Overpopulation (or lack of technology adequate for our growing numbers) is not the issue behind hunger, sickness, pollution, or melting ice caps. The problem lies within our economic system, our mode of production. How can we say that goods and resources are scarce, when we have, simultaneously, hungry people and surplus food being thrown away, empty houses with no tenants and homeless people, and pharmaceuticals stocked in warehouses while there are sick? In assessing the causes of pollution and global warming, how can we reduce it to population growth, without mentioning the millions of tons of waste and contaminants that come from unsustainable industrial production methods? The roots of our problems lie within the unequal distribution of resources and the unplanned character of our economy. With a more sensible distribution of goods and resources, along with replacing market forces and profit seeking behavior with social planning, we just might escape a Dante-like apocalypse. However, as Dan Brown presents the issue, it’s not only ignoring the actual roots of the problem, it’s a borderline (and for some an openly) racist argument. To say we are overpopulated is to say someone shouldn’t be here. Who? Well, population isn’t actually rising in the First World. Every single country with a population growth rate above 1% is a Third World country. In other words, the world’s problems are a result of the uneducated poor who simply cannot stop having babies (according to this Neo-Malthusian discourse). Dan Brown does right by bringing the sustainability issue to focus. If we do not do something, humanity, sooner than later, might actually face a species-threatening crisis. In fact, evidence points to the fact that we already are in this crisis. Where Dan Brown fails is in pointing the reader into actual solutions. We shouldn’t be focusing on population growth.

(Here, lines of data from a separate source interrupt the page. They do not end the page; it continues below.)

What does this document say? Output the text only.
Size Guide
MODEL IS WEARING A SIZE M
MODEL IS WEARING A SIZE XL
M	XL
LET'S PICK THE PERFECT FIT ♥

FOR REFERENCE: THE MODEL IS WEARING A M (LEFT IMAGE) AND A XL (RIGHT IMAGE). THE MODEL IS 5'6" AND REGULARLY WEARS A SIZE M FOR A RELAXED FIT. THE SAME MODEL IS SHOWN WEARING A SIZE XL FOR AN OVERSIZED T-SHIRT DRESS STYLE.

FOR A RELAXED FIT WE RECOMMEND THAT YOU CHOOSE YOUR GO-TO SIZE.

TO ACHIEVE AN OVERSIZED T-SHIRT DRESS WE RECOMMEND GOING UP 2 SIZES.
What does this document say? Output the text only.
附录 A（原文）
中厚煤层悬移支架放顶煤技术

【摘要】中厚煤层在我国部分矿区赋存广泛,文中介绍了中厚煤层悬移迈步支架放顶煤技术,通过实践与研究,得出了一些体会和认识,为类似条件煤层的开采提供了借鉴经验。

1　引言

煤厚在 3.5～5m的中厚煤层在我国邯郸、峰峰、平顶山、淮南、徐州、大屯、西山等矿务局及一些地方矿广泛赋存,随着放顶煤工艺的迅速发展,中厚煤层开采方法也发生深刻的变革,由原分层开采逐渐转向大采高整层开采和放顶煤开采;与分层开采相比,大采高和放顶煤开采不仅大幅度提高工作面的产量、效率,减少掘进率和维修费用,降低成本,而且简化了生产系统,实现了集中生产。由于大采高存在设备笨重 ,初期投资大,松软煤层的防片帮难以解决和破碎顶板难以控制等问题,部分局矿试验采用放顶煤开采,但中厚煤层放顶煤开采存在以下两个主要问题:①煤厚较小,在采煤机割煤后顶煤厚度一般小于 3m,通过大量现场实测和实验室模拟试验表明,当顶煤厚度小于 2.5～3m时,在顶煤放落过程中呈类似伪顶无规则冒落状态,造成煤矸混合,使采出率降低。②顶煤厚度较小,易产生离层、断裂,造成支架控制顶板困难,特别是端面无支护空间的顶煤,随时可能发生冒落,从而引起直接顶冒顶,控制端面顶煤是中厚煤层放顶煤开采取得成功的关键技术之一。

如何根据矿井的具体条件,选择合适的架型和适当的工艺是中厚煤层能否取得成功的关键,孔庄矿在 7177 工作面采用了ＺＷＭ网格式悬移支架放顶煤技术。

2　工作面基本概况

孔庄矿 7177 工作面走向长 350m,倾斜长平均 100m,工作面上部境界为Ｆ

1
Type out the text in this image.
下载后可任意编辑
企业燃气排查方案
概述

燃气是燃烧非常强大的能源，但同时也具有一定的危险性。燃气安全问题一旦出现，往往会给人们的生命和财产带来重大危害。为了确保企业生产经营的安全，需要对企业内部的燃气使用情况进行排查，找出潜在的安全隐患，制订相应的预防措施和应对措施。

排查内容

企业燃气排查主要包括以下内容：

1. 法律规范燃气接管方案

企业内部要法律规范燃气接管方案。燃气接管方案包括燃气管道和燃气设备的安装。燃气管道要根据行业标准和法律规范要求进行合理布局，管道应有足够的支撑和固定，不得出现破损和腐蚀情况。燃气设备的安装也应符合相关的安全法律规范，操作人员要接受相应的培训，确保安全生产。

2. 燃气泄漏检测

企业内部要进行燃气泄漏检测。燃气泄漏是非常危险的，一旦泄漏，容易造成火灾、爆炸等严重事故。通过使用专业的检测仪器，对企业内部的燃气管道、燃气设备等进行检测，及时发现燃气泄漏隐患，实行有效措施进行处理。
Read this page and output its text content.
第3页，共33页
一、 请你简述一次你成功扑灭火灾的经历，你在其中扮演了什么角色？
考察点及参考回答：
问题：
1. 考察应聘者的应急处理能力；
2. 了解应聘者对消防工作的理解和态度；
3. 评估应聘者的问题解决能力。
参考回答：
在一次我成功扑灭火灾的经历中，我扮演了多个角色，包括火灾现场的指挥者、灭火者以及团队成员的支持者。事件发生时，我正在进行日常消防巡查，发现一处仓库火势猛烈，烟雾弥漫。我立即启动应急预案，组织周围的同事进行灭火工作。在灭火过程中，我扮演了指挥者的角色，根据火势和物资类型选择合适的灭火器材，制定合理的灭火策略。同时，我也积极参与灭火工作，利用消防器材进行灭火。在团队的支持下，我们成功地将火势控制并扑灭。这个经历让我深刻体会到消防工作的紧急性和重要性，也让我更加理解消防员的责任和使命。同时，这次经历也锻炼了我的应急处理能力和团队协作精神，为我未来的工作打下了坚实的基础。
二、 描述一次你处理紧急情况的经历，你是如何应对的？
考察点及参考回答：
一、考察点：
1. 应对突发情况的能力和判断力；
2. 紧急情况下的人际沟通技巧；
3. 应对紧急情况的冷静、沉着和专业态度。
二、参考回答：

We should be focusing on the system as a whole; on how, what, and for whom we produce goods and services. In other words, capitalism is the problem! The solution: socialism (or if this is a bad word, then economic democracy, participatory economics, or any other euphemism). In the spirit of Dante’s work, the most treacherous beings on Earth are the members of capitalist class, as their existence actually threatens the survival of our species. Therefore, the deepest corners of Hell are saved for them. Our job is to make their Hell on Earth, by making our Paradise on Earth.